China's Stepped-Up Operations Near Taiwan Look 'Like Rehearsals,' Says Defense Sec. Austin

China's recent push to increase its military presence near Taiwan "looks a lot like rehearsals," U.S. Defense Secretary Lloyd Austin said Saturday.

Austin made the comment during a Reagan National Defense Forum speech in California on Saturday, according to France 24. China's military appears to be "exploring their true capabilities," he added.

In recent months, China has flown an increased number of military planes near Taiwan, heightening tensions between the Washington and Beijing.

Austin said the U.S. is committed to supporting "Taiwan's ability to defend itself while also maintaining our capacity to resist any resort to force that would jeopardize the security of the people of Taiwan."

He also addressed China's efforts to ramp up its military capabilities, and stressed that the U.S. isn't intimidated. A report released by the Pentagon in November estimated that China is rapidly expanding its nuclear force. The Pentagon estimates that the nation could increase its nuclear missile count to 1,000 by 2030.

"America isn't a country that fears competition," Austin said in his prepared remarks, which were reported by Voice of America ahead of the event.

"We're facing a formidable challenge," he said. "And we're going to meet this one with confidence and resolve—not panic and pessimism."

"The PLA's evolving capabilities and concepts continue to strengthen [China's] ability to 'fight and win wars' against a 'strong enemy,' a likely euphemism for the United States," the Pentagon report stated.

China's recent tests of a hypersonic weapon have also raised concerns. General Mark Milley said the weapon tests were close to a "Sputnik moment," referring to a satellite released by the Soviet Union in 1957.
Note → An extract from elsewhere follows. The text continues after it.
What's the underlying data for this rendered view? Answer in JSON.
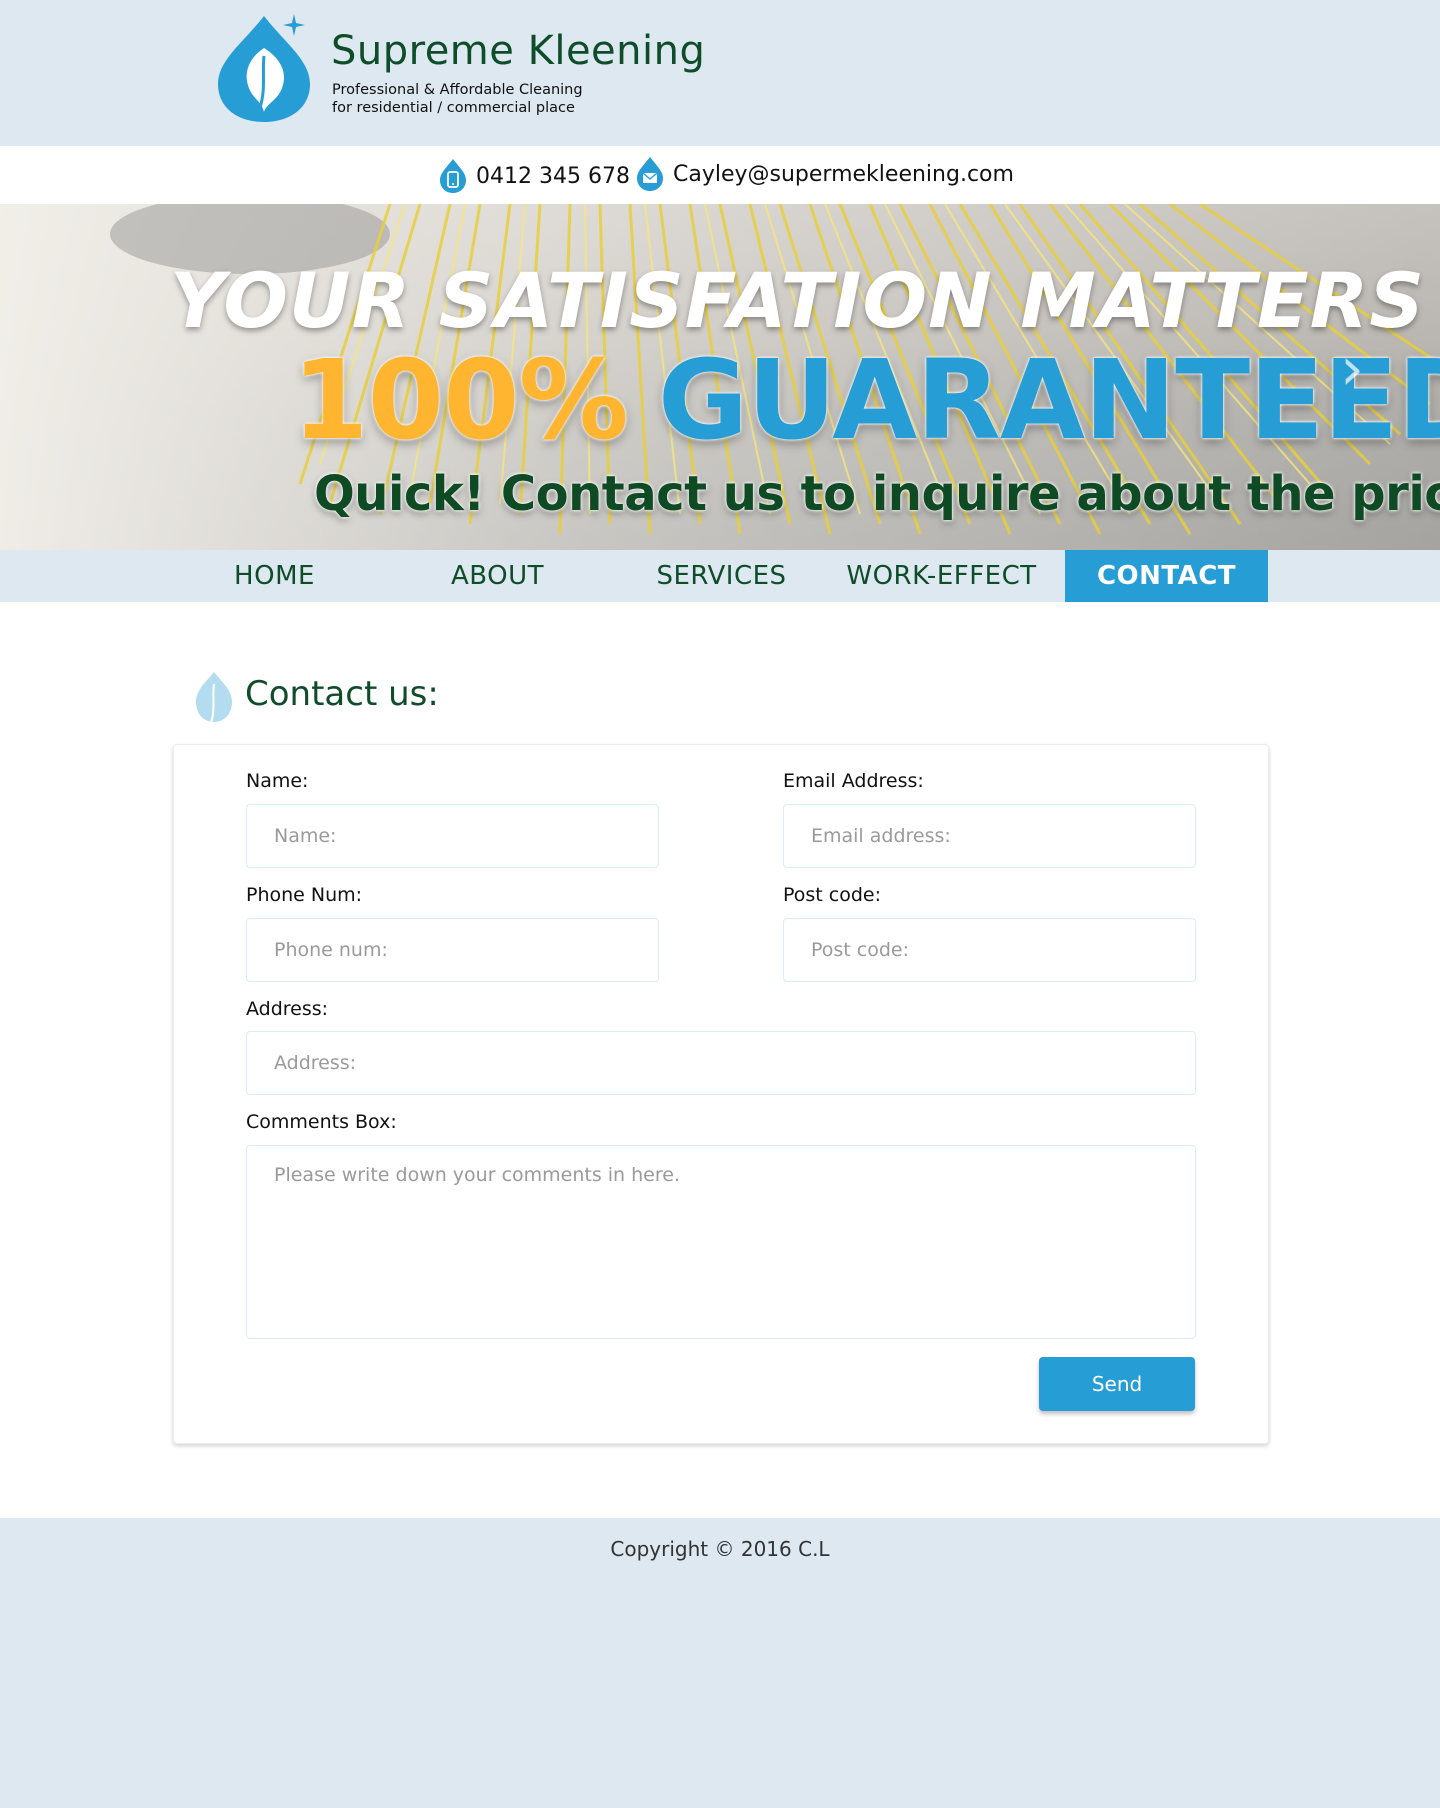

China’s Military ‘Formidable Challenge,’ Lloyd Austin Says
Defense Secretary Lloyd Austin said Saturday China's military push near Taiwan "looks a lot like rehearsals." Above, he speaks at an event in the White House on November 10. Anna Moneymaker

Milley told Bloomberg in October that China will pose the largest threat to the U.S. national security in the coming years.

"As we go forward—over the next 10, 20, 25 years—there's no question in my mind that the biggest geostrategic challenge to the United States is going to be China. That I have no doubt at all," he said.

Austin said this week that China was increasing tensions in Asia with its hypersonic weapon tests and that the U.S. will "continue to maintain the capabilities to defend and deter against a range of potential threats from the PRC to ourselves and to our allies."

In his speech Saturday, Austin notes that the U.S. "has been stepping up its efforts" to respond to China. He says that officials are considering using more money for research and development, and that they are already spending funds on stealth and drone technology, Voice of America reports.

"When we maintain our technological edge, we maintain our military edge," he says in the speech. "The United States has an advantage that no autocracy can match—our combination of free enterprise, free minds, and free people."

While the U.S has strengthened existing alliances with countries including Japan and Australia, Austin says the U.S. isn't looking to turn other nations against China: "We're not seeking an Asian version of NATO or trying to build an anti-China coalition. And we're not asking countries to choose between the United States and China."

Newsweek has reached out to the Department of Defense for comment, but did not hear back in time for publication on Saturday.

This story was updated with new details from Austin's speech at the Reagan National Defense Forum.